Offre en hausse, demande en baisse : le lait sur le feu – Pierre Bergerault

198

Retour aux quotas laitiers ! Avec la fermeture des cantines, des restaurants, la baisse de la consommation des produits frais, la filière du lait doit planifier sa production. Les acteurs du CNIEL, interprofession réunissant fédérations de producteurs, transformateurs privés et coopératifs et distributeurs, demandent aux éleveurs, sur la base du volontariat, de baisser leur production d’avril de 5%, soit 65 millions de litres.
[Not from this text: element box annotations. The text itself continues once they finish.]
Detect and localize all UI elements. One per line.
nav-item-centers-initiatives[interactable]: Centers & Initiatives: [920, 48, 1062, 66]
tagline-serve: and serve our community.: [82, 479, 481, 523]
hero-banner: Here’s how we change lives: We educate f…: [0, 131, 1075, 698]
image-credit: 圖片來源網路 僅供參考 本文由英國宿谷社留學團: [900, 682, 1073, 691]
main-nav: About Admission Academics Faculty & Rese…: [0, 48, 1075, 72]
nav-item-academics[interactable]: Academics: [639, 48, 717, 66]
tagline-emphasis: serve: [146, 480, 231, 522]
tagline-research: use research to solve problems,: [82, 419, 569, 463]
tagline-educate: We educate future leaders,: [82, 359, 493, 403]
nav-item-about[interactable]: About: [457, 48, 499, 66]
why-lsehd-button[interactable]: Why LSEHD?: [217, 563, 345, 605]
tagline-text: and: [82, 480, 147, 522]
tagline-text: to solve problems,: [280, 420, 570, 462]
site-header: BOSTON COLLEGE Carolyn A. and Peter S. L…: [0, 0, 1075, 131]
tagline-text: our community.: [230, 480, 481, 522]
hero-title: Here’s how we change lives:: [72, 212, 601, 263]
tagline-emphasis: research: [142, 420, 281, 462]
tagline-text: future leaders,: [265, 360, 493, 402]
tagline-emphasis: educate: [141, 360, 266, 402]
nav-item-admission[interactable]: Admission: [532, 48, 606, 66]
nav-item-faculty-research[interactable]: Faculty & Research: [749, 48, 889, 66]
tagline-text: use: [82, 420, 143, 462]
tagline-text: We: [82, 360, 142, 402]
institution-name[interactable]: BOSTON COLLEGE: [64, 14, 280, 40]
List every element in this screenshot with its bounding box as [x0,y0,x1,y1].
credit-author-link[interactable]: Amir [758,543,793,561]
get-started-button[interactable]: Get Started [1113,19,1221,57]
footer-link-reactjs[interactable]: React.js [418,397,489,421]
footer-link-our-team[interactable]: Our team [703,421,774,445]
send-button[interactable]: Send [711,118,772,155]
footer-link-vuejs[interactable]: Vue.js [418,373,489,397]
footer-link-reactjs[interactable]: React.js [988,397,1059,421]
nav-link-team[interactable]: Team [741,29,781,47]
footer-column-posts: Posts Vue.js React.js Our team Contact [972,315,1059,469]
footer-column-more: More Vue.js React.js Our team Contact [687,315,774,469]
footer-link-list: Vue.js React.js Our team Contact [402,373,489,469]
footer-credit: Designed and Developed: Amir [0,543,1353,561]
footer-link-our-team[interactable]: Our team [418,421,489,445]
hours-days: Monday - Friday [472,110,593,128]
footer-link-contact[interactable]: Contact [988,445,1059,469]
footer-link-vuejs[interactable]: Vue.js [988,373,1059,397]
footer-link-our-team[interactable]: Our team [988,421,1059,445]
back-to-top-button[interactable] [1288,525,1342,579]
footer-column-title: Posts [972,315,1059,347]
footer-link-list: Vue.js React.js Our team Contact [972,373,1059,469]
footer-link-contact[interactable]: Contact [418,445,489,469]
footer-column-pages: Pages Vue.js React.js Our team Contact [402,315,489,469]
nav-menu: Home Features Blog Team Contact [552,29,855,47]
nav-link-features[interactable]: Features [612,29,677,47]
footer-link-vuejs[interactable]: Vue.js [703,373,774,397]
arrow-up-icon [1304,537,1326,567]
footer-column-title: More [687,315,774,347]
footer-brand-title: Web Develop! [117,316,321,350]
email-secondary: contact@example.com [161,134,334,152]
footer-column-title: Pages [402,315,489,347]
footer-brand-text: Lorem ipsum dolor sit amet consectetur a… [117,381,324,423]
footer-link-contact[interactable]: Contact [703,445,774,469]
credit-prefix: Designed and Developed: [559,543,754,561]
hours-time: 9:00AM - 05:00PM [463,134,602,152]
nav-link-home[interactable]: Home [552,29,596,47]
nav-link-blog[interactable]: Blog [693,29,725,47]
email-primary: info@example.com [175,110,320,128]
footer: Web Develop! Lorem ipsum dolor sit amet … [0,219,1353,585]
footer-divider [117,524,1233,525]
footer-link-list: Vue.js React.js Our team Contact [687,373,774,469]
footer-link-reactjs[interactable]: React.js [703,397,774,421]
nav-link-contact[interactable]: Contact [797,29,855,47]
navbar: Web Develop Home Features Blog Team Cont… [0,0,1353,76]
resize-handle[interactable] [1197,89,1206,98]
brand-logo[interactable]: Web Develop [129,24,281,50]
Pour ce faire, l’Institut de l’élevage recommande de réduire les apports de concentrés, une solution moins radicale que jeter du lait ou encore réduire les effectifs.

Tout le lait avait pourtant été collecté ces dernières semaines mais la traditionnelle hausse d’avril de 3,3%, liée aux naissances de printemps, ne pourra pas être vendue à cause du confinement des Français.

Les fermiers qui acceptent de réduire leur production de 2% à 5% seront payés au prix du marché pour le lait produit, soit environ 380 euros la tonne et recevront 320 euros la tonne pour le lait non produit. Le CNIEL a déjà débloqué 10 millions d’euros mais cela ne financera que la moitié de la baisse. Les pouvoirs publics ont donc été appelés au secours pour éviter la casse. Thierry Roquefeuil, le président de la Fédération nationale des producteurs de lait, a tenu à rassurer affirmant qu’il s’agit d’une mesure exceptionnelle.

En parallèle, l’interprofession demande à Bruxelles des aides pour indemniser les entreprises pouvant stocker les produits qui peuvent l’être comme la poudre de lait, le beurre et certains fromages.

En 2016, les producteurs français de lait avaient déjà dû réduire leur production contre rémunération à cause de la surproduction mondiale et de la chute des prix. Il faut donc tout recommencer et attendre la fin du confinement. C’est quand même vache !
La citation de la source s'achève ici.